As a parent, I know my children will observe, or be enticed by, those who abuse alcohol and sell or use illicit drugs; it is a fact of Charlestown life. I must be extremely pro-active in helping my kids recognize and understand the danger and consequences of habitual drug and alcohol use.
The most prevalent at-risk groups for addiction are, clearly, teenagers and young adults. The carnage and collateral damage resulting from addiction are most often centered on young people who have the world in front of them but are unable to free themselves from this demon. How many sensational “Townie” athletes or hard-working students and “good kids” have had their lives ruined because of peer pressure to use drugs and alcohol? In a perfect world, an addict will voluntarily seek help to end their insidious routine; however, intervention by a loved one oftentimes becomes necessary.

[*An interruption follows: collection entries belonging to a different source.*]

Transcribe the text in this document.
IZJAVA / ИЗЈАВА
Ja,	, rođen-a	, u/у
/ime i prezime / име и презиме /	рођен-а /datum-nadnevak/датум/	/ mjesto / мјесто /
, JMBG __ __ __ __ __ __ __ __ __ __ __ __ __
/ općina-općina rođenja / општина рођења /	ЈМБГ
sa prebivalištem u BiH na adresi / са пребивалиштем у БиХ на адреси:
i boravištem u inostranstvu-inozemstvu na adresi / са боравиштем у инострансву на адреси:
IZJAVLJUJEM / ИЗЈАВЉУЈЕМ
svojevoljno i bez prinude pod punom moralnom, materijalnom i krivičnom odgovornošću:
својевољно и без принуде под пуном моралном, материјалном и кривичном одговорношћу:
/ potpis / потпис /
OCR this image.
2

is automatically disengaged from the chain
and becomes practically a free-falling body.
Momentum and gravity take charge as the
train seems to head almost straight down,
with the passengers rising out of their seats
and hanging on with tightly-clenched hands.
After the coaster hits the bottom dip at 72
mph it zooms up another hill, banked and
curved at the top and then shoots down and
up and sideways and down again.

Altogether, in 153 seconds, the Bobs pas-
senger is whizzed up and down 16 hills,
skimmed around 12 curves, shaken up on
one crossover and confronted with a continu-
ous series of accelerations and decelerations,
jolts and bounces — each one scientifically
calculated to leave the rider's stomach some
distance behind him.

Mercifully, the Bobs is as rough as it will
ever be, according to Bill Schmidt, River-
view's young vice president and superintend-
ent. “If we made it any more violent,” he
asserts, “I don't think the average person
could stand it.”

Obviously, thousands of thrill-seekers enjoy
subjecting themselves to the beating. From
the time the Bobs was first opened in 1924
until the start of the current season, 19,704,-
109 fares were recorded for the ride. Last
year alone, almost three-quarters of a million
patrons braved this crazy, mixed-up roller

To the drug dealers who are culpable for fueling an addict’s habit – some of whom are their friends, and to the teenagers and young adults who turn to “recreational” drug and alcohol use because of a general malaise or unhappy home life, there is hope. You don’t have to look far to see a plethora of shining examples of people who have overcome addiction and understand that it is a life-long battle. Their “been there, done that” experience is a tremendous resource to reach out to.
A person who overcomes the hopelessness of addiction and finds a purpose in living a happy, productive life is a story that needs to be told over and over again to as many young people as possible. The road to redemption can be truly inspiring.